The Statement of the Problem:
Consider a Markov chain with state space
$$ S = \{1, 2, 3 \} $$
and probability transition matrix
$$ P = \left( \begin{matrix} .3 & .7 & 0 \\ .4 & .4 & .2 \\ 0 & .7 & .3 \\ \end{matrix} \right) $$
Find $$ \lim_{n \to \infty} \frac{1}{n} \sum_{k = 1}^{n}X(k) $$ where $X(k)$ is the state at time $k$.
The Solution:
Let $g(j)$ be the "reward function" for $j \in S$. Then, since this MC is irreducible,
$$ \lim_{n \to \infty} \frac{1}{n} \sum_{k = 1}^{n}g \left[X(k)\right] = \sum_{j \in S}g(j)\pi_j $$
where $\pi_j$ is the long-run proportion of time that the process will be in state $j$.

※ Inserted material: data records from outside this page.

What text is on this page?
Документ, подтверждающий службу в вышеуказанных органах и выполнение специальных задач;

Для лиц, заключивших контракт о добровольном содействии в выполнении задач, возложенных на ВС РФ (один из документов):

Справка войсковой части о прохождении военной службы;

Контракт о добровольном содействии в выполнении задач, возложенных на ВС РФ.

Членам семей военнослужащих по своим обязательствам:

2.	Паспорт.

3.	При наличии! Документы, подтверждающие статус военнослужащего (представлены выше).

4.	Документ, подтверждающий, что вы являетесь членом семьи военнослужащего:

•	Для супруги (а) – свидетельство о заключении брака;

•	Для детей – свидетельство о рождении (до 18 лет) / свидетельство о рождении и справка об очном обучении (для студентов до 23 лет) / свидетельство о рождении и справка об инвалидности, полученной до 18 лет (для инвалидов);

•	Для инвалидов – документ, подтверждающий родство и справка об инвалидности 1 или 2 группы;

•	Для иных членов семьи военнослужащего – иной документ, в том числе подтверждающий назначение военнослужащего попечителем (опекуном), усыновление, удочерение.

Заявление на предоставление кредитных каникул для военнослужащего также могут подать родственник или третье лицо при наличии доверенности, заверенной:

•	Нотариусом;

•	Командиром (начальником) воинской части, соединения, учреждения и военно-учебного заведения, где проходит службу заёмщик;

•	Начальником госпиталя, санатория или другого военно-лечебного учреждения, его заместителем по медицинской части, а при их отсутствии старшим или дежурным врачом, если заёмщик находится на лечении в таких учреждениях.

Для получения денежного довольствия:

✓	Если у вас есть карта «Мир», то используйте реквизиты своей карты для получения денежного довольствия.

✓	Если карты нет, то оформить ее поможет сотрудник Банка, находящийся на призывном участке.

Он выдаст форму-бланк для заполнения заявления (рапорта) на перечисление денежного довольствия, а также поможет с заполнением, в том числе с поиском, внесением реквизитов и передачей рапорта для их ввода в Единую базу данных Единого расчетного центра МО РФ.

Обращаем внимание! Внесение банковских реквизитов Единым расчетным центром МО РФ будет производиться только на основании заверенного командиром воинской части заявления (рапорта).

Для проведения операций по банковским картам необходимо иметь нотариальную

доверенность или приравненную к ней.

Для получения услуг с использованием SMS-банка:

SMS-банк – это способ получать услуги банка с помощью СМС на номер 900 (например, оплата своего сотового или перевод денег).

So, we have $\pi = \left(\frac{4}{13}, \frac{7}{13}, \frac{2}{13}\right)$. No problem. All I need to determine is $g(j)$ and sum the three $\pi$'s weighted by their rewards. Now, for some reason, the solution states (without qualification, so it must be "obvious") that
$$ g(j) = j . $$
Well, ok, that certainly makes the computation easy; but I can't, for the life of me, see why this is the case, i.e. that $g(j) = j$ (I suppose one could say that each state is a "fixed point" of $g$). Can someone please shine a light on this for me?